Have some decent "you" time and sort yourself out. Once you have come to terms with it, set yourself some goals for next year. Such as perhaps going to the gym and being a certain weight and muscle tone etc. Perhaps aspiring to progress your career or becoming better at a sport.

All these things will help you move on and give you some direction, whilst helping you to get over her.

The sad reality is that if at all, she'll probably only realise what she had when it's too late. Usually when she finds out you are with someone else.

Be strong and use the people closest to you. You'll get through it.

She's nailing me behind your back.

*n

Quaint. Don't be a such a ****.
 
tell her you will give her 1 month to step back and decide what she wants, if she comes back and says she wants to be 'best friends' walk away and accept its over.

The break might make her realise what she had and she may come back and to you.
 
I'd seen it coming and felt dodgy for the past two weeks but just tried to make myself think that it was me being paranoid.

Things have happened, she's started becoming less reliant on me in a way, and she has been seeing her friends more and more. She's also booked a holiday with them for next month .

Been there mate, it is over.

I'm assuming the bedroom fun has dropped off to a degree?

Walk away with head held high and some dignity.
 
Let her go. Completely. If she comes back, great, if not, you'll get over her.

I know you don't think that now, but you will... it could take a lifetime, but you'll definitely get over her.

And there's nothing wrong with crying - or showing emotion. We're human after all.
 
I play in a squash league, I go to the gym most days but my squash has suffered since i've been feeling worried. These things only take up so much time which is the problem.

I've been doing nothing since May as I finished my degree and start a PGCE teacher training course in September, it hasn't helped really because i've had too much time to think about things and now its too late to get a job because i'm on a subject knowledge course in two weeks. I know I have plenty to look forward to but I can't help but feel she's throwing the perfect relationship away, nobody will ever feel the way I do about her and I told her this. I'll give her the perfect life and she'll never want for nothing.
 
Been there mate, it is over.

I'm assuming the bedroom fun has dropped off to a degree?

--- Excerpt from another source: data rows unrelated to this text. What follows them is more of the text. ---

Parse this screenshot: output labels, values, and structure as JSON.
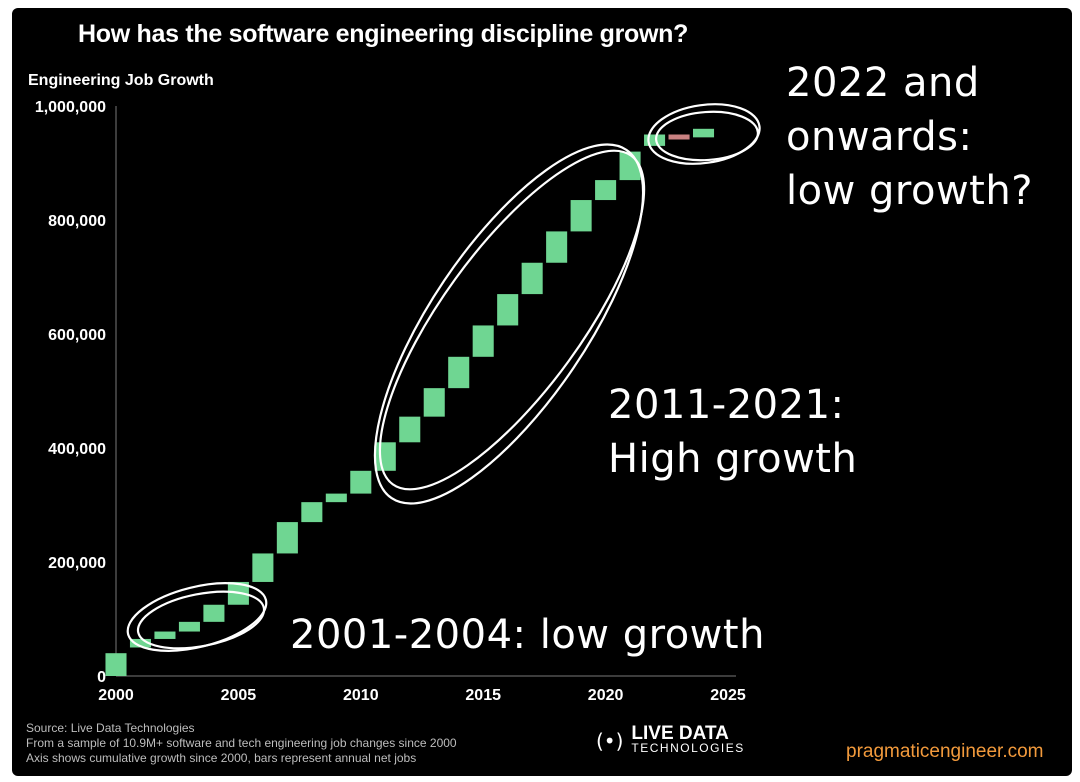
{
  "chart_data": {
    "type": "bar",
    "title": "How has the software engineering discipline grown?",
    "ylabel": "Engineering Job Growth",
    "xlabel": "",
    "x": [
      2000,
      2001,
      2002,
      2003,
      2004,
      2005,
      2006,
      2007,
      2008,
      2009,
      2010,
      2011,
      2012,
      2013,
      2014,
      2015,
      2016,
      2017,
      2018,
      2019,
      2020,
      2021,
      2022,
      2023,
      2024
    ],
    "start": [
      0,
      50000,
      65000,
      78000,
      95000,
      125000,
      165000,
      215000,
      270000,
      305000,
      320000,
      360000,
      410000,
      455000,
      505000,
      560000,
      615000,
      670000,
      725000,
      780000,
      835000,
      870000,
      930000,
      950000,
      945000
    ],
    "end": [
      40000,
      65000,
      78000,
      95000,
      125000,
      165000,
      215000,
      270000,
      305000,
      320000,
      360000,
      410000,
      455000,
      505000,
      560000,
      615000,
      670000,
      725000,
      780000,
      835000,
      870000,
      920000,
      950000,
      945000,
      960000
    ],
    "xlim": [
      2000,
      2025
    ],
    "ylim": [
      0,
      1000000
    ],
    "xticks": [
      "2000",
      "2005",
      "2010",
      "2015",
      "2020",
      "2025"
    ],
    "yticks": [
      "0",
      "200,000",
      "400,000",
      "600,000",
      "800,000",
      "1,000,000"
    ],
    "colors": {
      "positive": "#6fd692",
      "negative": "#c98181"
    },
    "annotations": [
      {
        "line1": "2022 and",
        "line2": "onwards:",
        "line3": "low growth?"
      },
      {
        "line1": "2011-2021:",
        "line2": "High growth"
      },
      {
        "line1": "2001-2004: low growth"
      }
    ]
  },
  "footer": {
    "source": "Source: Live Data Technologies",
    "sample": "From a sample of 10.9M+ software and tech engineering job changes since 2000",
    "axis_note": "Axis shows cumulative growth since 2000, bars represent annual net jobs"
  },
  "logo": {
    "icon": "broadcast-icon",
    "glyph": "(•)",
    "main": "LIVE DATA",
    "sub": "TECHNOLOGIES"
  },
  "brand": "pragmaticengineer.com"
}
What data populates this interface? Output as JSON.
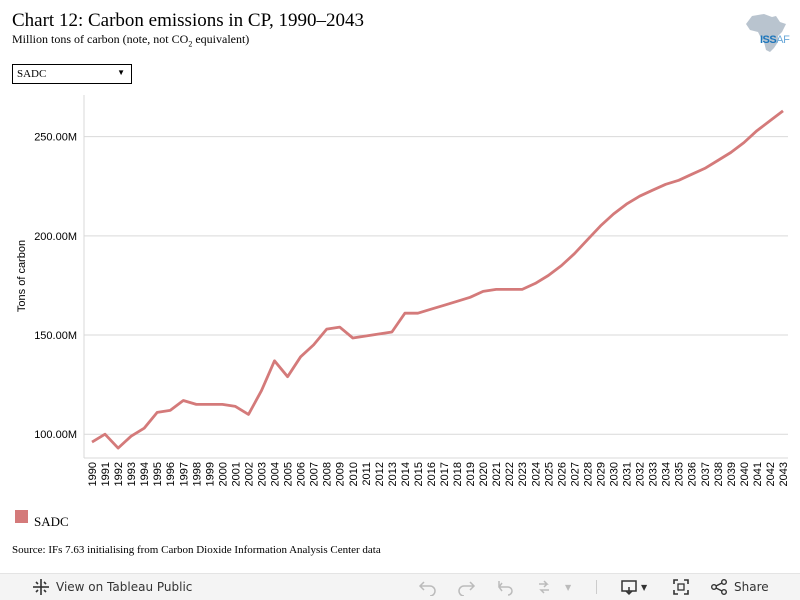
{
  "header": {
    "title": "Chart 12: Carbon emissions in CP, 1990–2043",
    "subtitle_pre": "Million tons of carbon (note, not CO",
    "subtitle_sub": "2",
    "subtitle_post": " equivalent)",
    "logo_text_bold": "ISS",
    "logo_text_light": "AF"
  },
  "filter": {
    "selected": "SADC"
  },
  "chart_data": {
    "type": "line",
    "title": "Chart 12: Carbon emissions in CP, 1990–2043",
    "xlabel": "",
    "ylabel": "Tons of carbon",
    "x": [
      "1990",
      "1991",
      "1992",
      "1993",
      "1994",
      "1995",
      "1996",
      "1997",
      "1998",
      "1999",
      "2000",
      "2001",
      "2002",
      "2003",
      "2004",
      "2005",
      "2006",
      "2007",
      "2008",
      "2009",
      "2010",
      "2011",
      "2012",
      "2013",
      "2014",
      "2015",
      "2016",
      "2017",
      "2018",
      "2019",
      "2020",
      "2021",
      "2022",
      "2023",
      "2024",
      "2025",
      "2026",
      "2027",
      "2028",
      "2029",
      "2030",
      "2031",
      "2032",
      "2033",
      "2034",
      "2035",
      "2036",
      "2037",
      "2038",
      "2039",
      "2040",
      "2041",
      "2042",
      "2043"
    ],
    "series": [
      {
        "name": "SADC",
        "color": "#d47a7a",
        "values": [
          96,
          100,
          93,
          99,
          103,
          111,
          112,
          117,
          115,
          115,
          115,
          114,
          110,
          122,
          137,
          129,
          139,
          145,
          153,
          154,
          148.5,
          149.5,
          150.5,
          151.5,
          161,
          161,
          163,
          165,
          167,
          169,
          172,
          173,
          173,
          173,
          176,
          180,
          185,
          191,
          198,
          205,
          211,
          216,
          220,
          223,
          226,
          228,
          231,
          234,
          238,
          242,
          247,
          253,
          258,
          263
        ]
      }
    ],
    "yticks": [
      {
        "value": 100,
        "label": "100.00M"
      },
      {
        "value": 150,
        "label": "150.00M"
      },
      {
        "value": 200,
        "label": "200.00M"
      },
      {
        "value": 250,
        "label": "250.00M"
      }
    ],
    "ylim": [
      88,
      271
    ],
    "grid": true,
    "legend": "bottom-left"
  },
  "legend": {
    "label": "SADC"
  },
  "source": "Source: IFs 7.63 initialising from Carbon Dioxide Information Analysis Center data",
  "toolbar": {
    "view_label": "View on Tableau Public",
    "share_label": "Share"
  }
}
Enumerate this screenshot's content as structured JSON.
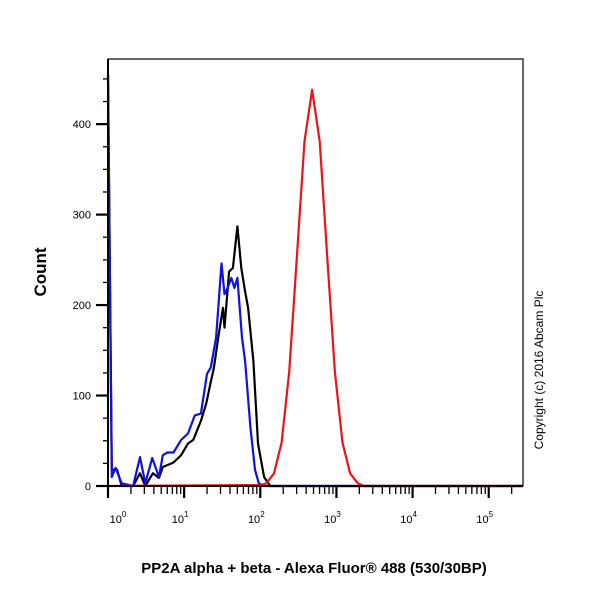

Walk away with head held high and some dignity.

Yes :( As a sort of desperation act I took her to blackpool weekend before last just to get away for a bit as we'd talked about going and the sex just felt forced.
 
I'll give her the perfect life and she'll never want for nothing.
With respect mate, whilst I don't disagree with you, it's not what SHE wants.

Women RARELY want (really) what they need. You can't apply logic to emotions - especially love. She thinks she doesn't want you (she might not know and doesn't want to string you along for x more months), and, frankly, that's enough for her.

You can't make someone love you. I really, really wish you could, but you can't. Chalk it down to experience and move on. :(
 
Tough break, this is why I never completely invest myself in anybody. Get out with your friends, the first few weeks are the worst, you just need to cram stuff in and get through it.